Los padres de Adrián Ernesto, Doña Edelmira y Don Julián, acudieron al funeral de la matriarca de la familia.

Llegaron como cualquier otro miembro a los rosarios, para sentarse entre las sillas de metal que acondicionaron los 3 hijos de la mujeres para los numerosos cercanos que asistirían a velarla.

Ocuparon los lugares de la orilla en la décima fila y muy discretamente tomaron asiento, rezaron y casi al final del rosario se fueron.

Regresaron así cada día, los dos adultos mayores y se colocaron en ese mismo espacio. Ya en el novenario guardaron silencio sepulcral en un lugar fuera de la gigantesca sala y se les vio abrazados fuertemente cuando la familia expresaba en llanto el dolor por su pérdida.

Hace más de 10 años, La señora Edelmira y su esposo Julián sin más ni más, dejaron de ver a su hijo, quien una tarde lluviosa salió a hacer una transacción con una fuerte suma de dinero y jamás regresó.

Sentado a unos pasos de ellos, un joven de 28 años de edad se conmovió, era yo. Adrián Ernesto me superaría apenas por 5 o 6 años. “Tenía una vida por delante”, fue uno de los primeros pensamientos que me rodearon. Y es que literalmente a los 33-34 años tienes todo por vivir. 

“Neto”, como le decían sus amigos, fue un joven alegre, pero reservado. Vivía todavía con sus padres cuando se le perdió la pista y era totalmente dedicado a su familia. De niño fue muy alegre, juguetón y todos sus cercanos lo reconocían por el inmenso amor a su madre.

En aquella casa donde Doña Edelmira y Don Julián organizaban las fiestas de navidad más suculentas de la colonia, con luz y sonido y un ambiente generoso para la fiesta en familia, el grito de los niños fue cambiado por el de las alarmas, las flores de las puertas fueron cambiados por rejas con doble protección y el lugar donde alguna vez hubo baile y diversión, se volvió un espacio para el miedo, las dudas y el hastío.

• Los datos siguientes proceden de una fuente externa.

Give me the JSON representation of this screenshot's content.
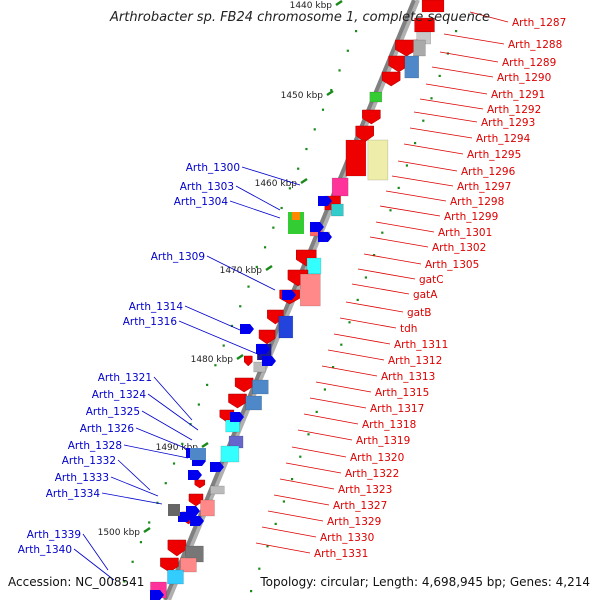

El 10 de mayo, Doña Jovita y su esposo, presumieron en redes sociales su decorado plato de comida y juntitos celebraron en ausencia, pero sin olvido. Apenas el martes, los dos caminaron por el ancho corredor rumbo a la tumba a la que acuden a llorarle, sin estar ahí su cuerpo.

Tantos y tantos que repelemos los funerales y toda su parafernalia, y esta familia que tanto ha vivido, siguen en la ansiedad de poder despedir, como es debido, al ser amado.

¿Cuántas madres en nuestro país han tenido que pasar un 10 de mayo así, por una fallida guerra contra el crimen que disfrazó los acuerdos de unos cuantos?

Es sorprendente la fortaleza de quienes rezan por los demás, velan los cuerpos de los demás, elevan plegarias por los semejantes, aunque sea casi imposible que puedan velar el cuerpo de su propio hijo algún día.

Nada en esta historia es prueba de una verdad irrefutable, pero tampoco incurre en la ficción. Es que hay veces que la realidad es tan dura que es mejor disfrazarla y contar lo que queda, aunque no quede nada.